Le différentiel de croissance a atteint jusqu'à 30 points dans les pays baltes, mais aussi 4 ou 5 points dans les pays moins touchés comme la Pologne et la République tchèque. En raison du surendettement en devises étrangères des entreprises et des ménages de ces pays, M. Orlowski estime qu'ils "doivent se préparer à une longue période de croissance réduite, qui pourrait s'accompagner de fluctuations importantes sur les marchés financiers". Il prévoyait que leurs économies accéléreraient de 1 %-1,5 % en 2010 à 3 %-4 % en 2011, mais il redoute qu'une deuxième vague de la crise financière oblige à réviser ces prévisions à la baisse. "Le monde a, en moyenne, retrouvé sa richesse d'avant la crise, a commenté Jérôme Cazes, administrateur directeur général de la Coface française, mais l'Europe orientale mettra, elle, trente mois pour revenir à son niveau antérieur.

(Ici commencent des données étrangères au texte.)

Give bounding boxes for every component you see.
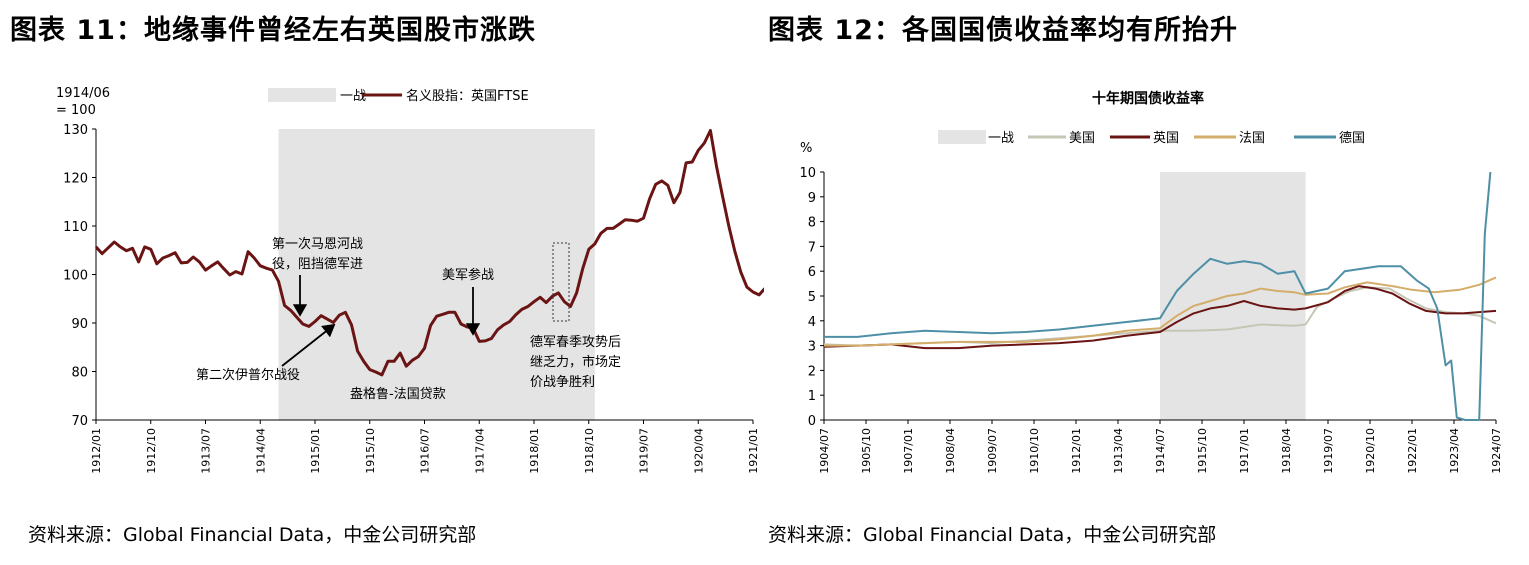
y-tick-label: 90	[71, 317, 88, 332]
x-tick-label: 1910/10	[1028, 428, 1041, 474]
x-tick-label: 1915/10	[1196, 428, 1209, 474]
legend-ww1-label: 一战	[340, 89, 366, 104]
x-tick-label: 1905/10	[860, 428, 873, 474]
y-tick-label: 10	[799, 166, 816, 181]
y-tick-label: 120	[63, 172, 88, 187]
x-tick-label: 1918/01	[528, 428, 541, 474]
y-tick-label: 2	[808, 364, 816, 379]
x-tick-label: 1915/10	[364, 428, 377, 474]
x-tick-label: 1915/01	[309, 428, 322, 474]
chart-title-11: 图表 11：地缘事件曾经左右英国股市涨跌	[10, 15, 536, 46]
y-tick-label: 5	[808, 290, 816, 305]
y-tick-label: 3	[808, 340, 816, 355]
annotation-spring-offensive-box	[552, 242, 570, 322]
annotation-ypres: 第二次伊普尔战役	[196, 323, 336, 383]
x-tick-label: 1913/07	[200, 428, 213, 474]
series-line-0	[94, 129, 764, 377]
annotation-spring-offensive: 德军春季攻势后 继乏力，市场定 价战争胜利	[530, 334, 621, 390]
ftse-chart: 70 80 90 100 110 120 130 1912/01 1912/10 1913/07 1…	[56, 86, 764, 474]
legend-ww1-swatch	[938, 130, 986, 144]
x-tick-label: 1920/04	[692, 428, 705, 474]
series-line-1	[823, 285, 1497, 350]
x-tick-label: 1924/07	[1490, 428, 1503, 474]
legend-us-label: 美国	[1069, 131, 1095, 146]
chart-12-source: 资料来源：Global Financial Data，中金公司研究部	[768, 524, 1217, 546]
x-tick-label: 1913/04	[1112, 428, 1125, 474]
annotation-loan: 盎格鲁-法国贷款	[350, 386, 446, 402]
annotation-us-entry: 美军参战	[442, 267, 494, 336]
x-tick-label: 1917/04	[473, 428, 486, 474]
annotation-marne: 第一次马恩河战 役，阻挡德军进	[272, 236, 363, 317]
x-tick-label: 1908/04	[944, 428, 957, 474]
legend-de-label: 德国	[1339, 131, 1365, 146]
x-tick-label: 1919/07	[1322, 428, 1335, 474]
y-tick-label: 80	[71, 366, 88, 381]
x-tick-label: 1907/01	[902, 428, 915, 474]
x-tick-label: 1923/04	[1448, 428, 1461, 474]
bond-yield-chart: 十年期国债收益率 0 1 2 3 4 5 6 7 8 9 10 1904/07 1905/10 1907/…	[799, 90, 1503, 474]
ww1-shaded-region	[278, 129, 595, 420]
x-tick-label: 1919/07	[638, 428, 651, 474]
x-tick-label: 1914/07	[1154, 428, 1167, 474]
x-tick-label: 1921/01	[747, 428, 760, 474]
x-tick-label: 1918/10	[583, 428, 596, 474]
annotation-spring-offensive-line2: 继乏力，市场定	[530, 354, 621, 370]
legend-ww1-swatch	[268, 88, 336, 102]
y-tick-label: 70	[71, 414, 88, 429]
legend-fr-label: 法国	[1239, 131, 1265, 146]
x-tick-label: 1917/01	[1238, 428, 1251, 474]
legend-ftse-label: 名义股指：英国FTSE	[406, 88, 529, 104]
y-tick-label: 8	[808, 216, 816, 231]
annotation-spring-offensive-line3: 价战争胜利	[530, 375, 595, 390]
y-tick-label: 110	[63, 220, 88, 235]
y-tick-label: 7	[808, 240, 816, 255]
y-tick-label: 1	[808, 389, 816, 404]
x-tick-label: 1916/07	[419, 428, 432, 474]
y-tick-label: 130	[63, 123, 88, 138]
series-line-2	[824, 276, 1497, 347]
y-tick-label: 0	[808, 414, 816, 429]
x-tick-label: 1920/10	[1364, 428, 1377, 474]
x-tick-label: 1912/01	[1070, 428, 1083, 474]
y-tick-label: 9	[808, 191, 816, 206]
x-tick-label: 1912/01	[90, 428, 103, 474]
annotation-ypres-label: 第二次伊普尔战役	[196, 367, 300, 383]
y-tick-label: 6	[808, 265, 816, 280]
annotation-marne-line1: 第一次马恩河战	[272, 236, 363, 252]
chart-title-12: 图表 12：各国国债收益率均有所抬升	[768, 15, 1238, 46]
x-tick-label: 1912/10	[145, 428, 158, 474]
legend-ww1-label: 一战	[988, 131, 1014, 146]
annotation-ypres-arrow	[281, 323, 336, 367]
x-tick-label: 1914/04	[254, 428, 267, 474]
x-tick-label: 1909/07	[986, 428, 999, 474]
annotation-spring-offensive-line1: 德军春季攻势后	[530, 334, 621, 350]
y-unit-label: %	[800, 141, 812, 156]
y-unit-label-line2: = 100	[56, 103, 96, 118]
y-unit-label-line1: 1914/06	[56, 86, 110, 101]
y-tick-label: 4	[808, 315, 816, 330]
chart-11-source: 资料来源：Global Financial Data，中金公司研究部	[28, 524, 477, 546]
chart-12-inner-title: 十年期国债收益率	[1092, 90, 1204, 107]
series-line-3	[824, 171, 1492, 421]
annotation-us-entry-label: 美军参战	[442, 267, 494, 283]
x-tick-label: 1922/01	[1406, 428, 1419, 474]
x-tick-label: 1918/04	[1280, 428, 1293, 474]
annotation-marne-line2: 役，阻挡德军进	[272, 257, 363, 272]
x-tick-label: 1904/07	[818, 428, 831, 474]
y-tick-label: 100	[63, 269, 88, 284]
legend-uk-label: 英国	[1153, 131, 1179, 146]
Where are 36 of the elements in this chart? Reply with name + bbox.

Les chefs d'entreprise, ici comme ailleurs, ont le pied sur le frein et gardent leurs liquidités, car ils ne croient pas à la reprise. Comme après chaque crise, on redoute le retour de la récession... qui ne se produira pas. En attendant, le chômage atteint toujours des sommets et les chiffres confirment un réel appauvrissement." L'ancien commissaire européen Mario Monti, tout comme Luc Frieden, ministre des finances luxembourgeois, ont dit que le salut était dans les réformes et dans une "meilleure intégration économique".
Ce qui suppose "une surveillance, une régulation et un marché communs", a rappelé M. Orlowski. Pour autant, il ne semble pas qu'une recette s'impose pour tirer l'Europe orientale de l'ornière. Quand Arseniy Yatsenyuk, leader du parti ukrainien "le Front pour le changement", a prôné un fort soutien budgétaire à l'économie, presque tous les intervenants ont demandé une réduction des dettes et des déficits. Christian Wiest, vice-président de Schneider Electric, et Bernard Wientjes, président de la fédération patronale néerlandaise VNO-NCW, sont tombés d'accord pour dire la nécessité pour chaque pays de se spécialiser, par exemple dans l'agroalimentaire pour la Pologne ou dans l'automobile pour la Slovaquie. L'opinion majoritaire - et comment pourrait-il en être autrement dans un forum créé il y a vingt ans pour accélérer la confluence des deux Europe ? - a été résumée par Juan Delgado, chef économiste de la Commission espagnole pour la compétition, qui a conclu : "C'est plus d'Europe qu'il nous faut." Une pétition pas vraiment populaire par les temps qui courent.